Man convicted in ’71 Tahoe murder on February parole board agenda
Michael Anselmo, who has been behind bars 34 years for murdering a 22-year-old girl at North Lake Tahoe, will get his first chance Feb. 13 to petition the parole board for early release.
Anselmo got his first major break in December when the Nevada Pardons Board voted to commute his life sentence to allow the possibility of parole.
He was an 18-year-old busboy at the Cal-Neva Lodge when he grabbed Trudy Ann Hiler, 22, as she left the resort after finishing her swing shift in July 1971. Her body was found two days later under a rock ledge between the casino and Lake Tahoe. She had been stabbed and strangled to death.

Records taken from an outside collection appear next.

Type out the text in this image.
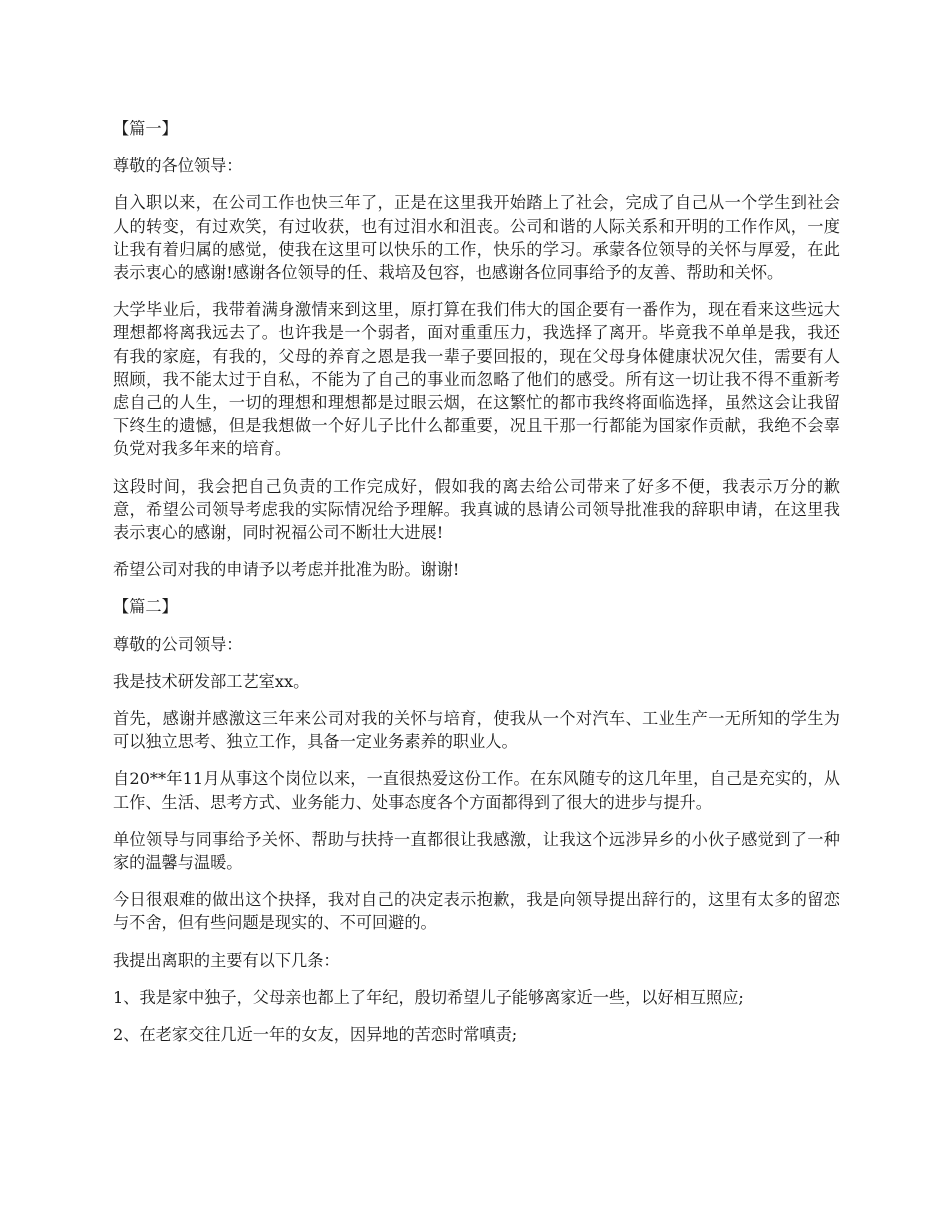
【篇一】

尊敬的各位领导：

自入职以来，在公司工作也快三年了，正是在这里我开始踏上了社会，完成了自己从一个学生到社会人的转变，有过欢笑，有过收获，也有过泪水和沮丧。公司和谐的人际关系和开明的工作作风，一度让我有着归属的感觉，使我在这里可以快乐的工作，快乐的学习。承蒙各位领导的关怀与厚爱，在此表示衷心的感谢!感谢各位领导的任、栽培及包容，也感谢各位同事给予的友善、帮助和关怀。

大学毕业后，我带着满身激情来到这里，原打算在我们伟大的国企要有一番作为，现在看来这些远大理想都将离我远去了。也许我是一个弱者，面对重重压力，我选择了离开。毕竟我不单单是我，我还有我的家庭，有我的，父母的养育之恩是我一辈子要回报的，现在父母身体健康状况欠佳，需要有人照顾，我不能太过于自私，不能为了自己的事业而忽略了他们的感受。所有这一切让我不得不重新考虑自己的人生，一切的理想和理想都是过眼云烟，在这繁忙的都市我终将面临选择，虽然这会让我留下终生的遗憾，但是我想做一个好儿子比什么都重要，况且干那一行都能为国家作贡献，我绝不会辜负党对我多年来的培育。

这段时间，我会把自己负责的工作完成好，假如我的离去给公司带来了好多不便，我表示万分的歉意，希望公司领导考虑我的实际情况给予理解。我真诚的恳请公司领导批准我的辞职申请，在这里我表示衷心的感谢，同时祝福公司不断壮大进展!

希望公司对我的申请予以考虑并批准为盼。谢谢!

【篇二】

尊敬的公司领导：

我是技术研发部工艺室xx。

首先，感谢并感激这三年来公司对我的关怀与培育，使我从一个对汽车、工业生产一无所知的学生为可以独立思考、独立工作，具备一定业务素养的职业人。

自20**年11月从事这个岗位以来，一直很热爱这份工作。在东风随专的这几年里，自己是充实的，从工作、生活、思考方式、业务能力、处事态度各个方面都得到了很大的进步与提升。

单位领导与同事给予关怀、帮助与扶持一直都很让我感激，让我这个远涉异乡的小伙子感觉到了一种家的温馨与温暖。

今日很艰难的做出这个抉择，我对自己的决定表示抱歉，我是向领导提出辞行的，这里有太多的留恋与不舍，但有些问题是现实的、不可回避的。

我提出离职的主要有以下几条：

1、我是家中独子，父母亲也都上了年纪，殷切希望儿子能够离家近一些，以好相互照应;

2、在老家交往几近一年的女友，因异地的苦恋时常嗔责;
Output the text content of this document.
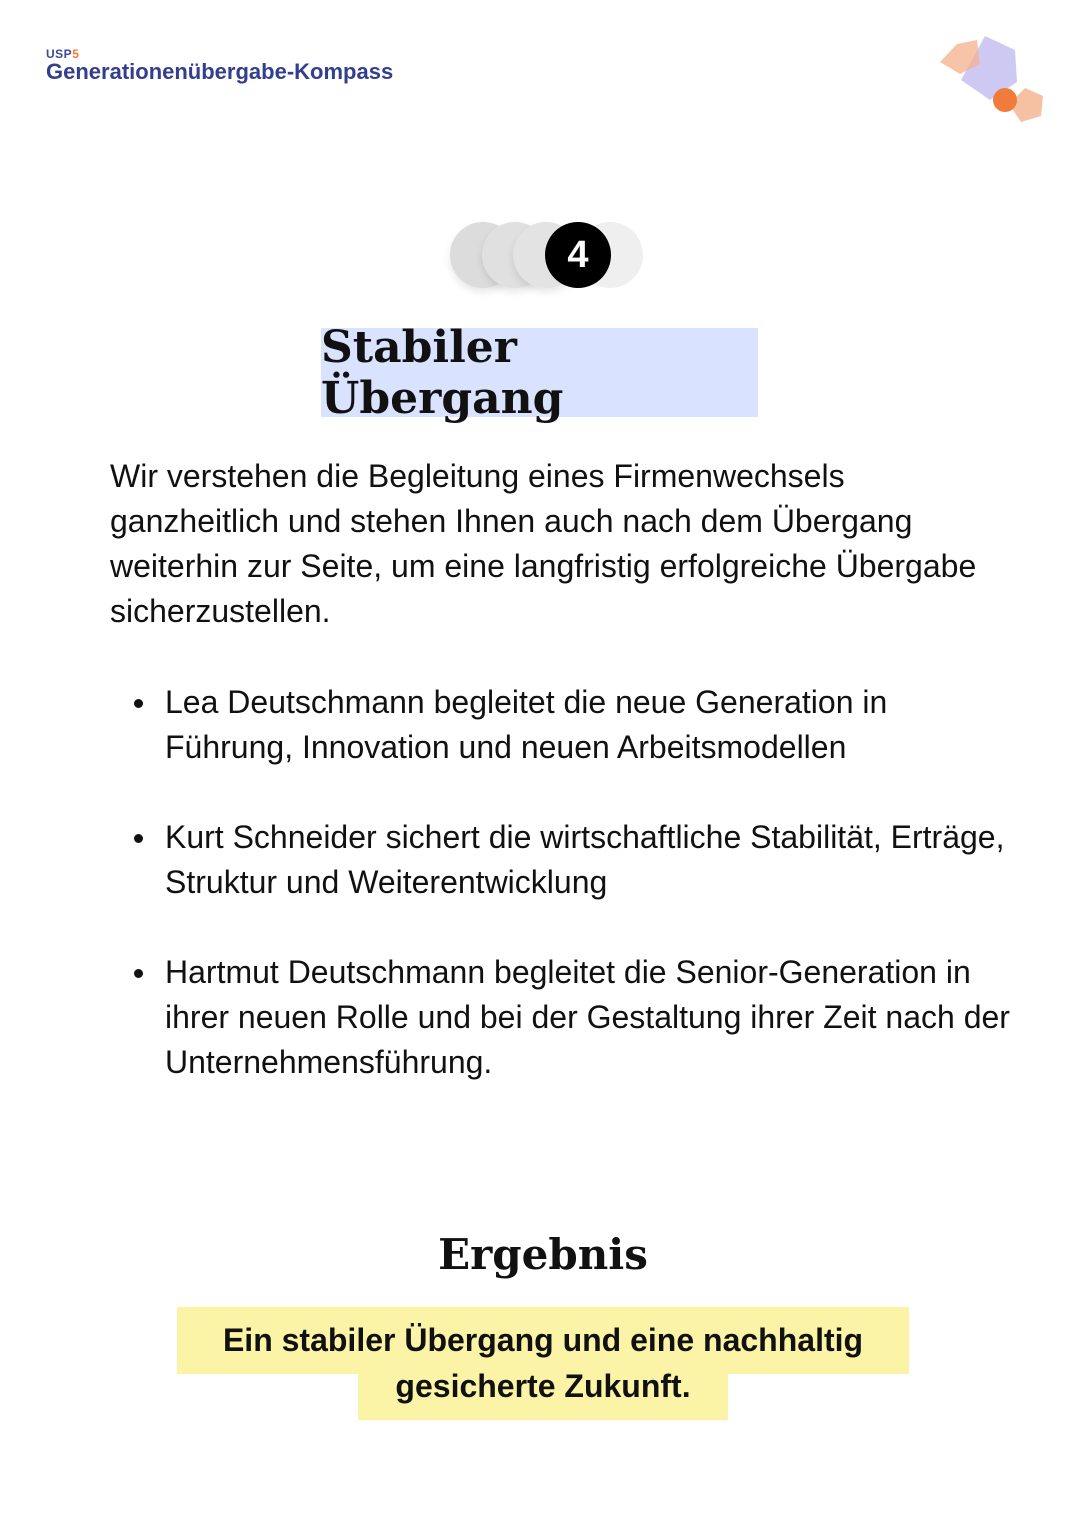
USP5
Generationenübergabe-Kompass
4
Stabiler Übergang

Wir verstehen die Begleitung eines Firmenwechsels ganzheitlich und stehen Ihnen auch nach dem Übergang weiterhin zur Seite, um eine langfristig erfolgreiche Übergabe sicherzustellen.

Lea Deutschmann begleitet die neue Generation in Führung, Innovation und neuen Arbeitsmodellen
Kurt Schneider sichert die wirtschaftliche Stabilität, Erträge, Struktur und Weiterentwicklung
Hartmut Deutschmann begleitet die Senior-Generation in ihrer neuen Rolle und bei der Gestaltung ihrer Zeit nach der Unternehmensführung.
Ergebnis

Ein stabiler Übergang und eine nachhaltig gesicherte Zukunft.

Anselmo, now 53 and one of the longest-serving inmates in Nevada’s system, got that break at the urging of the man who put him behind bars – then Washoe District Attorney and now Supreme Court Justice Bob Rose.
“I do believe he should have the opportunity to go before the parole board,” Rose told the other justices, attorney general and governor who make up the pardons board. “After 34 years in prison, Michael has paid for his crime.”

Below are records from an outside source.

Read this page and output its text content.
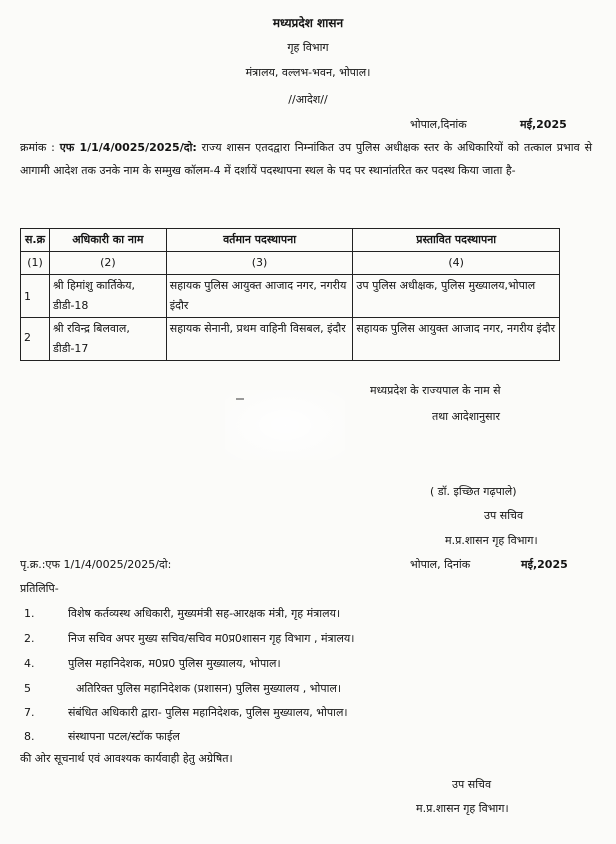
मध्यप्रदेश शासन
गृह विभाग
मंत्रालय, वल्लभ-भवन, भोपाल।
//आदेश//
भोपाल,दिनांक	मई,2025
क्रमांक : एफ 1/1/4/0025/2025/दो: राज्य शासन एतदद्वारा निम्नांकित उप पुलिस अधीक्षक स्तर के अधिकारियों को तत्काल प्रभाव से आगामी आदेश तक उनके नाम के सम्मुख कॉलम-4 में दर्शायें पदस्थापना स्थल के पद पर स्थानांतरित कर पदस्थ किया जाता है-
स.क्र	अधिकारी का नाम	वर्तमान पदस्थापना	प्रस्तावित पदस्थापना
(1)	(2)	(3)	(4)
1	श्री हिमांशु कार्तिकेय, डीडी-18	सहायक पुलिस आयुक्त आजाद नगर, नगरीय इंदौर	उप पुलिस अधीक्षक, पुलिस मुख्यालय,भोपाल
2	श्री रविन्द्र बिलवाल, डीडी-17	सहायक सेनानी, प्रथम वाहिनी विसबल, इंदौर	सहायक पुलिस आयुक्त आजाद नगर, नगरीय इंदौर
मध्यप्रदेश के राज्यपाल के नाम से
तथा आदेशानुसार
( डॉ. इच्छित गढ़पाले)
उप सचिव
म.प्र.शासन गृह विभाग।
पृ.क्र.:एफ 1/1/4/0025/2025/दो:	भोपाल, दिनांक	मई,2025
प्रतिलिपि-
1.	विशेष कर्तव्यस्थ अधिकारी, मुख्यमंत्री सह-आरक्षक मंत्री, गृह मंत्रालय।
2.	निज सचिव अपर मुख्य सचिव/सचिव म0प्र0शासन गृह विभाग , मंत्रालय।
4.	पुलिस महानिदेशक, म0प्र0 पुलिस मुख्यालय, भोपाल।
5	अतिरिक्त पुलिस महानिदेशक (प्रशासन) पुलिस मुख्यालय , भोपाल।
7.	संबंधित अधिकारी द्वारा- पुलिस महानिदेशक, पुलिस मुख्यालय, भोपाल।
8.	संस्थापना पटल/स्टॉक फाईल
की ओर सूचनार्थ एवं आवश्यक कार्यवाही हेतु अग्रेषित।
उप सचिव
म.प्र.शासन गृह विभाग।
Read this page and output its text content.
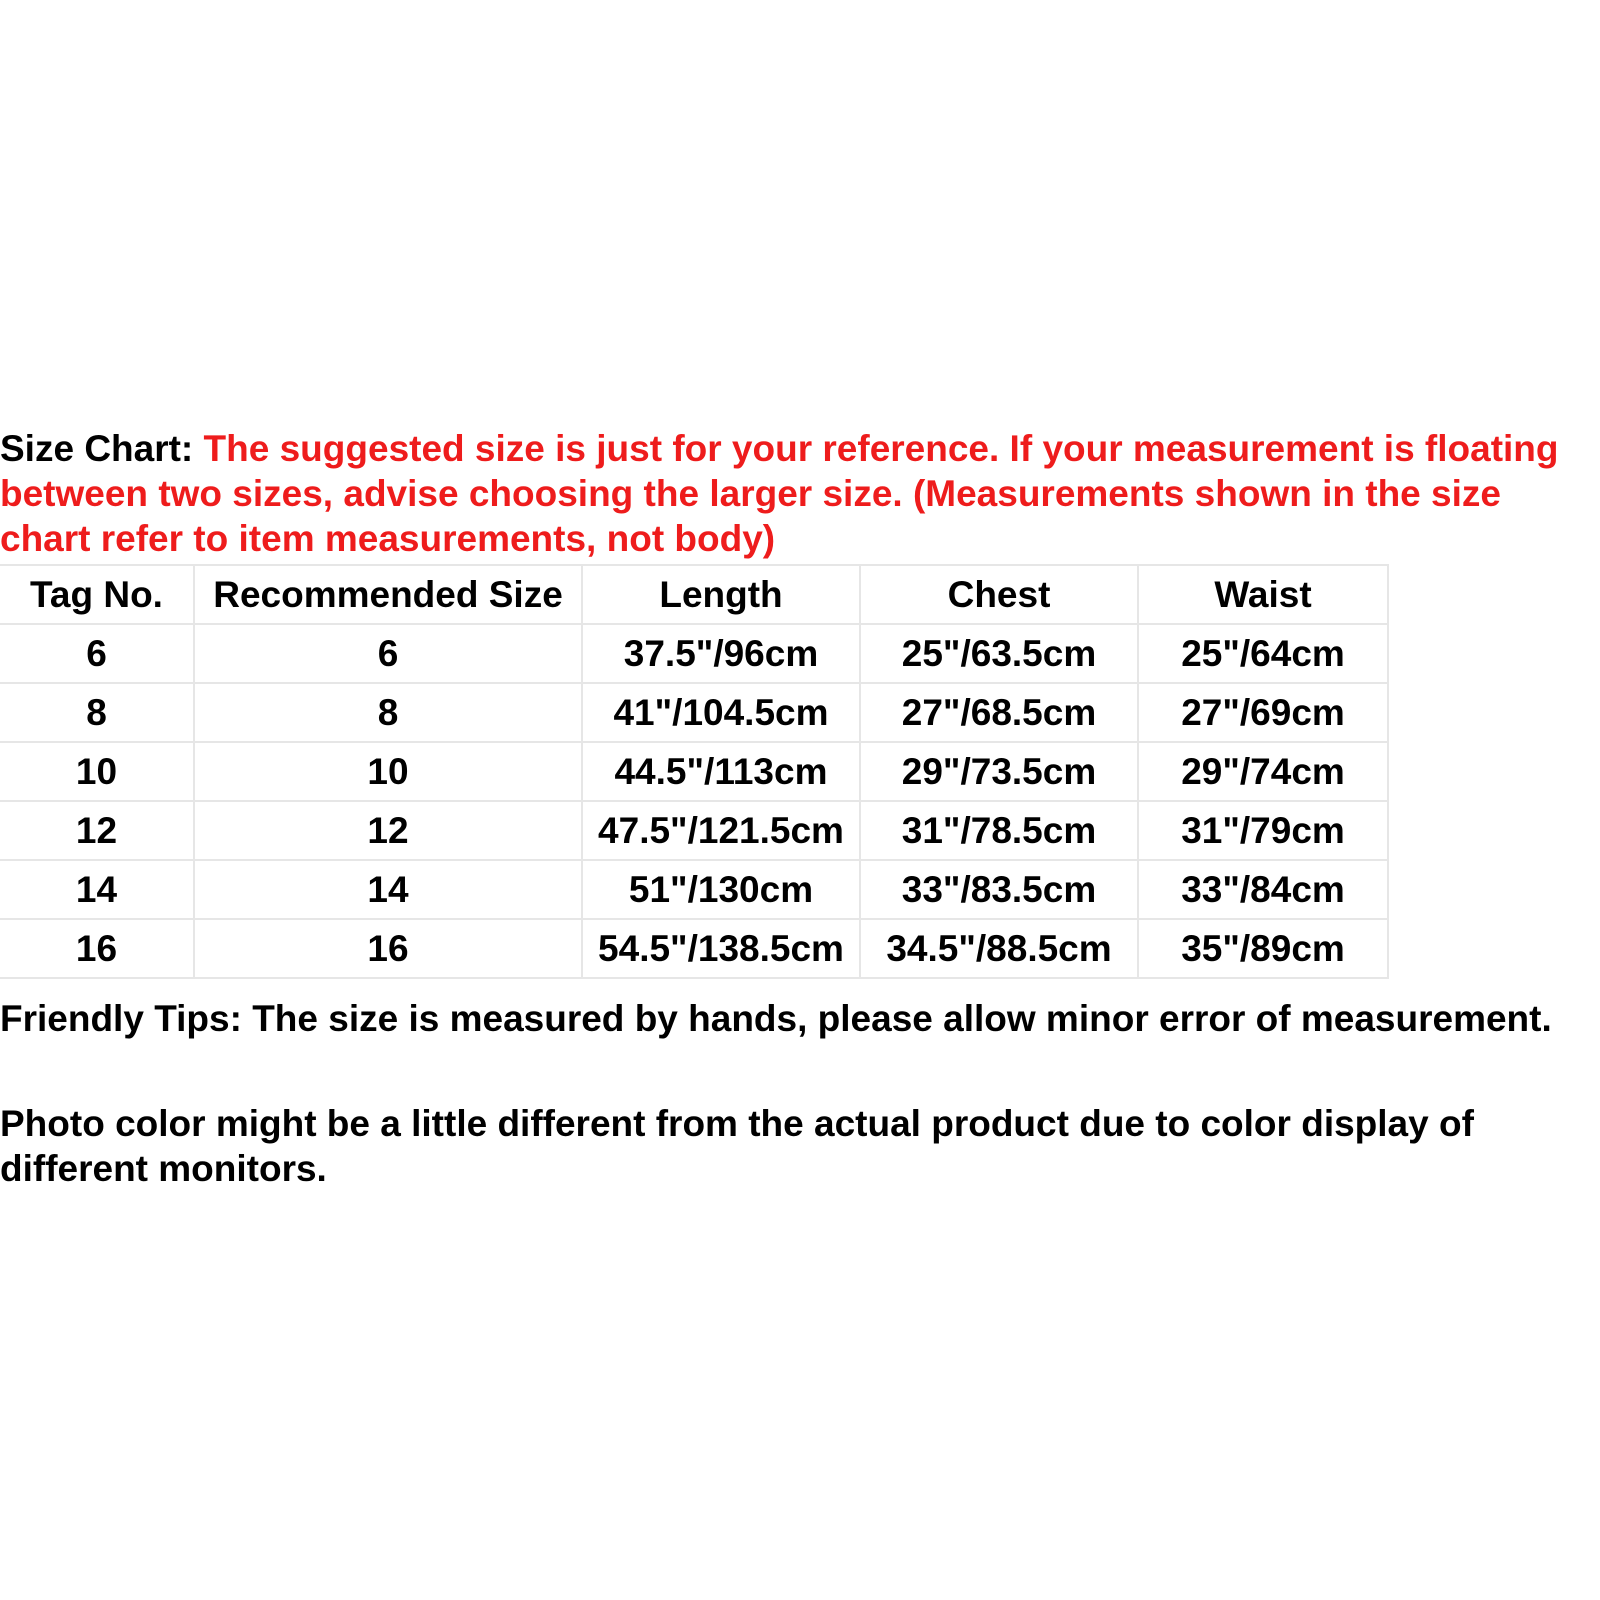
Size Chart: The suggested size is just for your reference. If your measurement is floating between two sizes, advise choosing the larger size. (Measurements shown in the size chart refer to item measurements, not body)

Tag No.	Recommended Size	Length	Chest	Waist
6	6	37.5"/96cm	25"/63.5cm	25"/64cm
8	8	41"/104.5cm	27"/68.5cm	27"/69cm
10	10	44.5"/113cm	29"/73.5cm	29"/74cm
12	12	47.5"/121.5cm	31"/78.5cm	31"/79cm
14	14	51"/130cm	33"/83.5cm	33"/84cm
16	16	54.5"/138.5cm	34.5"/88.5cm	35"/89cm

Friendly Tips: The size is measured by hands, please allow minor error of measurement.

Photo color might be a little different from the actual product due to color display of different monitors.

But even if the parole board grants him release on the murder charge, Anselmo won’t get out of prison yet. He must still serve a 10-year sentence for escaping from the prison in 1976. He must serve at least 2 1/2 years of that sentence before becoming eligible for parole.

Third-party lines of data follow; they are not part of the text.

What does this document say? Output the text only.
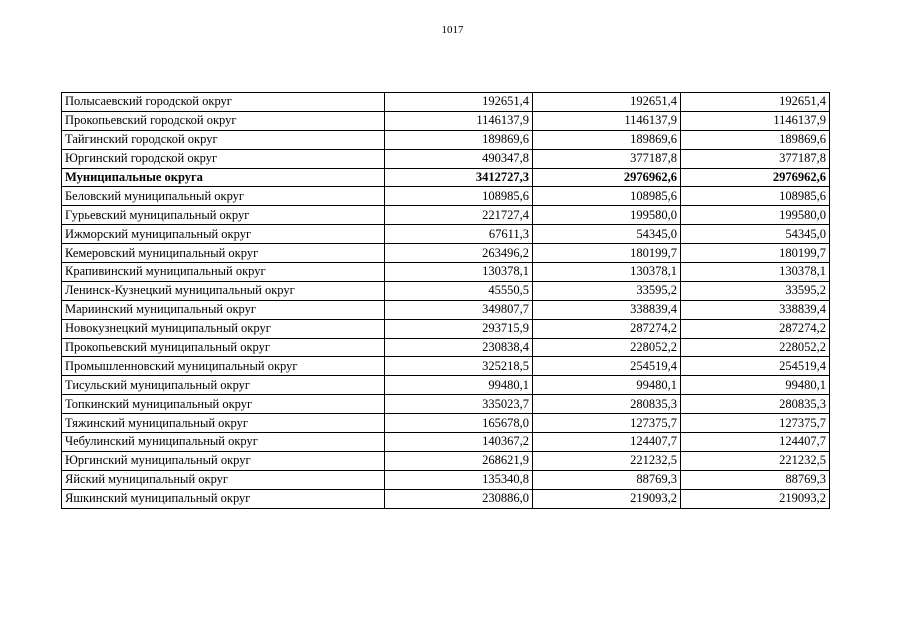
1017
Полысаевский городской округ	192651,4	192651,4	192651,4
Прокопьевский городской округ	1146137,9	1146137,9	1146137,9
Тайгинский городской округ	189869,6	189869,6	189869,6
Юргинский городской округ	490347,8	377187,8	377187,8
Муниципальные округа	3412727,3	2976962,6	2976962,6
Беловский муниципальный округ	108985,6	108985,6	108985,6
Гурьевский муниципальный округ	221727,4	199580,0	199580,0
Ижморский муниципальный округ	67611,3	54345,0	54345,0
Кемеровский муниципальный округ	263496,2	180199,7	180199,7
Крапивинский муниципальный округ	130378,1	130378,1	130378,1
Ленинск-Кузнецкий муниципальный округ	45550,5	33595,2	33595,2
Мариинский муниципальный округ	349807,7	338839,4	338839,4
Новокузнецкий муниципальный округ	293715,9	287274,2	287274,2
Прокопьевский муниципальный округ	230838,4	228052,2	228052,2
Промышленновский муниципальный округ	325218,5	254519,4	254519,4
Тисульский муниципальный округ	99480,1	99480,1	99480,1
Топкинский муниципальный округ	335023,7	280835,3	280835,3
Тяжинский муниципальный округ	165678,0	127375,7	127375,7
Чебулинский муниципальный округ	140367,2	124407,7	124407,7
Юргинский муниципальный округ	268621,9	221232,5	221232,5
Яйский муниципальный округ	135340,8	88769,3	88769,3
Яшкинский муниципальный округ	230886,0	219093,2	219093,2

Also on the Feb. 13 agenda is Bennie Ficklin, who has spent nearly 25 years in prison for a murder committed when he was 15.
Ficklin, now 40, also had his sentence commuted from life without parole to life with the possibility of parole by the pardons board in December.
He was robbing a Las Vegas bar when he put a shotgun to the head of a customer he thought wasn’t cooperating and pulled the trigger.
Like Anselmo, he too received support from an unlikely place. Director of Corrections Glen Whorton who said he has dealt with the inmate since he was imprisoned. Citing Ficklin’s age at the time of the crime and the fact he believes Ficklin has been a model prisoner, Whorton recommended immediate eligibility for parole.
In both cases, the governor and all seven members of the Supreme Court supported commutation. Newly appointed Attorney General George Chanos voted no in both cases.
A third inmate granted relief by the pardons board is also on the Feb. 13 parole board agenda.
Harold Lyons, 70, is serving life as an habitual criminal for a variety of drug and other crimes over his lifetime. He too will get the chance to convince the parole board he is ready for release.